As for the knife – nice as it is – current Manhattan laws would see you getting arrested carrying this – so the name is a bit misleading (but it looks OK for a small knife).
So you’re saying they don’t know sh#t from Shinola? Hope folks remember that old saying.
heheh – man, you’re old!
Gravity knife. Not legal for carry in NYC unfortunately
Exactly – as well as blade is longer than 2″ limit, liner lock also makes it a no-no.
Where are you getting your laws from? Pocket knives can’t exceed 4″ in NYC. And I don’t see anything about a liner lock. And to the gravity part. Unless the detent is very weak on these knives I don’t see it being opened with any inertia. Cops wont be able to grab the blade to test it since it’s fully concealed in the handle. So the only way to test is through holding the handle.
Try this link – the 4″ limit is for fixed blade and includes handle.
The only lock types I would be scared to carry in NYC are axis locks and compression locks since you can hold the locks down and the blade can free fall. Other than that liner locks and framelocks are good to go. It mostly depends on how tight you have the pivot and the strength of the detent that will determine if a knife can open using inertia.
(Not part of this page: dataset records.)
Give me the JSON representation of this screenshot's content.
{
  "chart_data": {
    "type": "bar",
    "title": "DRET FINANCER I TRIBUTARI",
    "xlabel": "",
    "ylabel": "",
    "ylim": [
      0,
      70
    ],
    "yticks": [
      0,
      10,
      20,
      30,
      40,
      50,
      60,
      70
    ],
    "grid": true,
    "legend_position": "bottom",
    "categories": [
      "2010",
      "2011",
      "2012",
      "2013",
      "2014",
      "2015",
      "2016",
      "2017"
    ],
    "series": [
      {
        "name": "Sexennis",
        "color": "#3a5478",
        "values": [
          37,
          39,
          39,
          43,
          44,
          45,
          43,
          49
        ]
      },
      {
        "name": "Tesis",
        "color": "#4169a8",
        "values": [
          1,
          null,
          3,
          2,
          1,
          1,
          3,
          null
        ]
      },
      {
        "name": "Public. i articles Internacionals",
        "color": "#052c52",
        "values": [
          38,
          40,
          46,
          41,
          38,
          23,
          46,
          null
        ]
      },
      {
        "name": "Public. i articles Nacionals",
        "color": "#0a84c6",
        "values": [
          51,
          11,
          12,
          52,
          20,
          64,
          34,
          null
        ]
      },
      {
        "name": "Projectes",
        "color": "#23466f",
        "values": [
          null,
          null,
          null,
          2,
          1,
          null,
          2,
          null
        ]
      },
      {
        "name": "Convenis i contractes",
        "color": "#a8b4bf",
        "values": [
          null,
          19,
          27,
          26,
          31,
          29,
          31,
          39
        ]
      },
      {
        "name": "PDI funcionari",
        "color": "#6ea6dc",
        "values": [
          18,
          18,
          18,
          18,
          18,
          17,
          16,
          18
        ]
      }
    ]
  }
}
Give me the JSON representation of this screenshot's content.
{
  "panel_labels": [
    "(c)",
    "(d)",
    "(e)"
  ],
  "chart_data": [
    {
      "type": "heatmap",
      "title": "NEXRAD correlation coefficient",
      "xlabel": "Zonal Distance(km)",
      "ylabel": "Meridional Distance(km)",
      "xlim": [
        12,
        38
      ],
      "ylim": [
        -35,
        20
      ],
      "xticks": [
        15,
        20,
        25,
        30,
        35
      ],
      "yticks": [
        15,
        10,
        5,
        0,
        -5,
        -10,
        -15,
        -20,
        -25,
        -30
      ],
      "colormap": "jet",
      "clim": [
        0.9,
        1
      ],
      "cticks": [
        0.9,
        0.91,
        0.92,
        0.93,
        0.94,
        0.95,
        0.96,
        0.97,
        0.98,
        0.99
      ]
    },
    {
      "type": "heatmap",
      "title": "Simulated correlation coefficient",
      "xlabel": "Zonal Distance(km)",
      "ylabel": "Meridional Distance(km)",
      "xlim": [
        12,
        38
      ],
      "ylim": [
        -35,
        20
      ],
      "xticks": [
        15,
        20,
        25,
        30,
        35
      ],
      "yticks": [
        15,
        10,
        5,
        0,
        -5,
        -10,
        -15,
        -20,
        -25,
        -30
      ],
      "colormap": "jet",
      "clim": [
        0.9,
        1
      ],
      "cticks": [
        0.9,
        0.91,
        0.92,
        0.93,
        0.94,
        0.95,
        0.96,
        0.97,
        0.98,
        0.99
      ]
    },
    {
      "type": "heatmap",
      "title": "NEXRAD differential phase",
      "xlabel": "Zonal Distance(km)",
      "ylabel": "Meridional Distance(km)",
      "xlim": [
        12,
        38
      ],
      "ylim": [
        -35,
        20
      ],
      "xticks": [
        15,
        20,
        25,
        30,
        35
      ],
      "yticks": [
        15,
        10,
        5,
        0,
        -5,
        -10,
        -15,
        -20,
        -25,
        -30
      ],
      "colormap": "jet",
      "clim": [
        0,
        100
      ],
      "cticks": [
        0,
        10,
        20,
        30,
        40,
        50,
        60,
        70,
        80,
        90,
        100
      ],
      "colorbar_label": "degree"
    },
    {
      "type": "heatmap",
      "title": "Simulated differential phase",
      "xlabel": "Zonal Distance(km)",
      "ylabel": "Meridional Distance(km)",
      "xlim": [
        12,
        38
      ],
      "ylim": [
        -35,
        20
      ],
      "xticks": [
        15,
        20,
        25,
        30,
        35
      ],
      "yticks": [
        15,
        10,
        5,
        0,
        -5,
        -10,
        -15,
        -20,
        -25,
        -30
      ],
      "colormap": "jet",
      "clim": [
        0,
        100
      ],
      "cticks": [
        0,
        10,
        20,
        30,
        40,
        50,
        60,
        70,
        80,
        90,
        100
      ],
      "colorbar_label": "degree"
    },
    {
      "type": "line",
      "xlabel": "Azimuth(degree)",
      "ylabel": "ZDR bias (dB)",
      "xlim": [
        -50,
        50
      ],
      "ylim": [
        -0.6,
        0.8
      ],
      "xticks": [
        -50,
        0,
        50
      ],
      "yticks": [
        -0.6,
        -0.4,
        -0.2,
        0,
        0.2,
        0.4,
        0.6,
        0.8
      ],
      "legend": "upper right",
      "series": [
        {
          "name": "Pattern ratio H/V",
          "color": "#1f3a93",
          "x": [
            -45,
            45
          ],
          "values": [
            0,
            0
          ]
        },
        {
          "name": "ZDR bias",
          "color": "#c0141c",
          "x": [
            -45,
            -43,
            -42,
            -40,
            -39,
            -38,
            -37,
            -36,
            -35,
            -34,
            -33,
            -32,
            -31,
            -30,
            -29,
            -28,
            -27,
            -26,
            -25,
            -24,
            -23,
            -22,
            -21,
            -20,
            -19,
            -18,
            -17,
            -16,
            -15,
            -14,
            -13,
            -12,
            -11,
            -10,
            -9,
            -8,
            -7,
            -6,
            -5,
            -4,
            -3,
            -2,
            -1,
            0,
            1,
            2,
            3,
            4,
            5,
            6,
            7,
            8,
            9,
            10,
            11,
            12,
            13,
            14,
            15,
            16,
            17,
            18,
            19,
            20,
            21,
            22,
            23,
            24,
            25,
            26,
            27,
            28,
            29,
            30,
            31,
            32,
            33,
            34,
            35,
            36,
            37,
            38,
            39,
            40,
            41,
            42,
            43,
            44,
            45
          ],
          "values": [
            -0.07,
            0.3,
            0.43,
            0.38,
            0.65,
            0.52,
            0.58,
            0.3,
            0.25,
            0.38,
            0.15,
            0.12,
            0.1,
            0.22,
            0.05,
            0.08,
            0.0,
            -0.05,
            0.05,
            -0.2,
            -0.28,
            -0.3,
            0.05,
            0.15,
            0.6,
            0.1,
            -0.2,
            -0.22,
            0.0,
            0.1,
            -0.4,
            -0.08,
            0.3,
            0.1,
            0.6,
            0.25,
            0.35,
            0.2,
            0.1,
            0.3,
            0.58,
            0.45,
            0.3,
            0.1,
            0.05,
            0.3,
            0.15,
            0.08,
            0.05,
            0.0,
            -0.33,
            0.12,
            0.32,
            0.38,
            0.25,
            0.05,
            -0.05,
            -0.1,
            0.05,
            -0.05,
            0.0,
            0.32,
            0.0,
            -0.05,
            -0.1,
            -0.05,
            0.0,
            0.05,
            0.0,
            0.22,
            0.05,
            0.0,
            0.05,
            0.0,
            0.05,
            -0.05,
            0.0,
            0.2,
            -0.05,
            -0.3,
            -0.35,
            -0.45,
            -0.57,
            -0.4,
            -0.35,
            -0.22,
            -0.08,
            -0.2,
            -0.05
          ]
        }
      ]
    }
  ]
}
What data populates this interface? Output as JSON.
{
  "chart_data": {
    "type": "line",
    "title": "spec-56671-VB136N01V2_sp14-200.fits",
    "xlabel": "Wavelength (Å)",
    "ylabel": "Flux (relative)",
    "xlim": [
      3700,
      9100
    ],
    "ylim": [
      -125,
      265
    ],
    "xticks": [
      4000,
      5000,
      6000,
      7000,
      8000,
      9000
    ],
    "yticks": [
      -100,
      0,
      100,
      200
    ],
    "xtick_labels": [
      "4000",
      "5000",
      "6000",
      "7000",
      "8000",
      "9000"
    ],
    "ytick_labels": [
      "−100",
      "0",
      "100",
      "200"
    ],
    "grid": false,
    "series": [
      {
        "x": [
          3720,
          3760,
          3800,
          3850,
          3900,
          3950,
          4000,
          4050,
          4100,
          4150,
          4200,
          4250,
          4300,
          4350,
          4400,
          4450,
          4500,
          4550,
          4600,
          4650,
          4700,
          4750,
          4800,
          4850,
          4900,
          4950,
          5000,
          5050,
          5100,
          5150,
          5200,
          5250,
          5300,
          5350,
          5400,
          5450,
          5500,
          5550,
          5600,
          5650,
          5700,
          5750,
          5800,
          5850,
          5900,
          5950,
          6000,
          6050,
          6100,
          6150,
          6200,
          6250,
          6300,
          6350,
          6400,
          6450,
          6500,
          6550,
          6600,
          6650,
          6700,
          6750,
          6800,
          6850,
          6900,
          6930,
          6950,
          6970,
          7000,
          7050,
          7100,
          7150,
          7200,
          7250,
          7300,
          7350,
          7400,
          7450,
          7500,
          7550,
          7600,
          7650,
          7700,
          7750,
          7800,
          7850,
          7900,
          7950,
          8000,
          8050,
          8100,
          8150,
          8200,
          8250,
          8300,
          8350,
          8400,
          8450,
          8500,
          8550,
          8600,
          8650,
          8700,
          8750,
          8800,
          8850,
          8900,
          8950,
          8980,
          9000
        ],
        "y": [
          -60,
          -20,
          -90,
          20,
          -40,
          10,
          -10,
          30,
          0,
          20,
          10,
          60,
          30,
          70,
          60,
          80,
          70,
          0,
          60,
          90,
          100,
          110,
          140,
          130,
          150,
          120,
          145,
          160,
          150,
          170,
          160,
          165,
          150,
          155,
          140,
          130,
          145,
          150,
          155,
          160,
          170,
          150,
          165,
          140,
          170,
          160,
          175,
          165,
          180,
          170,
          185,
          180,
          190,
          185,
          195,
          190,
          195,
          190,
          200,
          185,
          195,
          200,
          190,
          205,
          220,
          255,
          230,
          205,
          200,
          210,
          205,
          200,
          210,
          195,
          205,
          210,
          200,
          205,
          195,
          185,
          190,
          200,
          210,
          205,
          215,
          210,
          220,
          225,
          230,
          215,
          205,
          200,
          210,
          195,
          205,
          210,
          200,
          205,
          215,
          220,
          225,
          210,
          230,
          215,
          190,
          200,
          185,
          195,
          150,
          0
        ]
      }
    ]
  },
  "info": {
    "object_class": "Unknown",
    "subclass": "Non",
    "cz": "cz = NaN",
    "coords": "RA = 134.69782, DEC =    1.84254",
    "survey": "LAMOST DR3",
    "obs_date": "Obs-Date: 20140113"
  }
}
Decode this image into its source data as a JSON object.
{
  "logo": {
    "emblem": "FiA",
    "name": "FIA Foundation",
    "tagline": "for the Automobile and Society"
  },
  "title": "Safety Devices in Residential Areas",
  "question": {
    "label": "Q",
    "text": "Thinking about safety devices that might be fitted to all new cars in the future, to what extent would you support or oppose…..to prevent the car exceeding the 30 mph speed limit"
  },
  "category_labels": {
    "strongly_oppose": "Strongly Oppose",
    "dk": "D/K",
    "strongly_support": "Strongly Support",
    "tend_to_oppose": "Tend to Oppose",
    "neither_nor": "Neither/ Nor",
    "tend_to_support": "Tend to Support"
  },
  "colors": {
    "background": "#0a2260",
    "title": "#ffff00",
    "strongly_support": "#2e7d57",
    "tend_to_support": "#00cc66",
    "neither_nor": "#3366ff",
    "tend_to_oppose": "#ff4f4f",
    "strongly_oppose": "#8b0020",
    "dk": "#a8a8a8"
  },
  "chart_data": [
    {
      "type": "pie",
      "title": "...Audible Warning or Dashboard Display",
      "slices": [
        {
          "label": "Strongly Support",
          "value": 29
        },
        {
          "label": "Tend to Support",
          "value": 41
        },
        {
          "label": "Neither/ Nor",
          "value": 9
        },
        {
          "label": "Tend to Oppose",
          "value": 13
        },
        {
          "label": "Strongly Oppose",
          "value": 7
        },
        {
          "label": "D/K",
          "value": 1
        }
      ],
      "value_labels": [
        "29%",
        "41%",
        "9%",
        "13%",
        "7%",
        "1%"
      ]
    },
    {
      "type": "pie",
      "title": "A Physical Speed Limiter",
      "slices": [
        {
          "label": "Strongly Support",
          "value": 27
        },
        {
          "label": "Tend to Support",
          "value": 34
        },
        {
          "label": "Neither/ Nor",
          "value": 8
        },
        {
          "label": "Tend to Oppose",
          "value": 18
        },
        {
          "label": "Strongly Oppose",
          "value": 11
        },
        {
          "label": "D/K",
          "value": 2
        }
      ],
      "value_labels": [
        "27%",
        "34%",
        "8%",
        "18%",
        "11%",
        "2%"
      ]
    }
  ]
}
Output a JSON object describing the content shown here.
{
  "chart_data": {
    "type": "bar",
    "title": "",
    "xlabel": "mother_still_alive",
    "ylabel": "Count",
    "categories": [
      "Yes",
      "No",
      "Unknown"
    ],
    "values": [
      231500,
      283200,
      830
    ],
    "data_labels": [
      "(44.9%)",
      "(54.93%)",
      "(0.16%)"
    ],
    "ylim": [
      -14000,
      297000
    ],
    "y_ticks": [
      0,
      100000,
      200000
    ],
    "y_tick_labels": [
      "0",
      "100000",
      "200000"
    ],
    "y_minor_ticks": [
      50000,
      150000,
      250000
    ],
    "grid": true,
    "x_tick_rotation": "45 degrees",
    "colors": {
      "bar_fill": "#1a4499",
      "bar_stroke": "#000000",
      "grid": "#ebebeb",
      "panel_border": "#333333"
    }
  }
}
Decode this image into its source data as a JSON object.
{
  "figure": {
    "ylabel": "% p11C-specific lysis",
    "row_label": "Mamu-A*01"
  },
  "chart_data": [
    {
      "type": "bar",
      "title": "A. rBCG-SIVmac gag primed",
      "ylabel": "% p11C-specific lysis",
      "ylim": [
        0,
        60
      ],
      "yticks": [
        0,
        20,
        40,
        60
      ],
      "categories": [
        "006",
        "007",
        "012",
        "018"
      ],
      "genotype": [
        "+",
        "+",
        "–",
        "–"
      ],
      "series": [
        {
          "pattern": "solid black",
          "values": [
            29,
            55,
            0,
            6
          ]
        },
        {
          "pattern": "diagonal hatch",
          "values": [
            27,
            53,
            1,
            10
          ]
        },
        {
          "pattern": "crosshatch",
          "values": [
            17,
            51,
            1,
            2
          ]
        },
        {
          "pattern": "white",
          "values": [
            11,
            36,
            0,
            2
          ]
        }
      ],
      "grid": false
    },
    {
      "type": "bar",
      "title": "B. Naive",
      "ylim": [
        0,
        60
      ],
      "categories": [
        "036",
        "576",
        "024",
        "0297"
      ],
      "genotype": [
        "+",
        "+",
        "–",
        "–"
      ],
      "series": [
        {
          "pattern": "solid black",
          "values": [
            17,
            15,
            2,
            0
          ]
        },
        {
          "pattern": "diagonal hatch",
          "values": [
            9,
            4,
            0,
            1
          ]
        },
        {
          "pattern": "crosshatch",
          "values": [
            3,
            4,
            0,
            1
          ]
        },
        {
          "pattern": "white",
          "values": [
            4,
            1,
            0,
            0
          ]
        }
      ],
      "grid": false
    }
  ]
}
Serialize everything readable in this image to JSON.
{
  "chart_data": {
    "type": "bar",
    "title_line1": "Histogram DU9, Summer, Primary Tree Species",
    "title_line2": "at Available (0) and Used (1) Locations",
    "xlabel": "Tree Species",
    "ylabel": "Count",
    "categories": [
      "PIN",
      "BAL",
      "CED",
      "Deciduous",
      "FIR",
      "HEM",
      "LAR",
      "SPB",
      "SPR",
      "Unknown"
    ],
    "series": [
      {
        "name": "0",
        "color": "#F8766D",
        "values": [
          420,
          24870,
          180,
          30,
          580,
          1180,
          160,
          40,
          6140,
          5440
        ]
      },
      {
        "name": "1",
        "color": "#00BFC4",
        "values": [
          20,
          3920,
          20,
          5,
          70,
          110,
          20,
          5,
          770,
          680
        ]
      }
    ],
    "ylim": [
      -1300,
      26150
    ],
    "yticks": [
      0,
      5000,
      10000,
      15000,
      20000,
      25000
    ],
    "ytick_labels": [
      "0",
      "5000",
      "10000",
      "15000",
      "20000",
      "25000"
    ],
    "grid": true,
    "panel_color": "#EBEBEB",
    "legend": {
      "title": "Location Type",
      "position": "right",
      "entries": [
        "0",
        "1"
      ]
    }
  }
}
No reply button on your new post. I’ve read that article before. The comparison between the two knives is just to show that although the smaller folder is smaller it is the illegal one because it will be easy to open with inertia making it a gravity folder.
“under 10-133 Section (b) of the New York City Administrative Code, an illegal knife falling under any of the prohibited circumstances, should have a blade length measurement of at least 4 inches or more.”
This site states the laws in NYC and you can also find laws per state as well.
I have to disagree with P2Labs comments. Shinola uses Swiss parts and movements and assembles in Detroit. All their leather is US-based and craftsman quality. Are they expensive? Yes. Is the quality there? Yes. We have two Runwell watches and have seen absolutely no second hand issues as P2Labs mentioned. In addition, out of all of my timepieces, the Shinola is one of the most accurate.
I’m glad Garry has two good examples.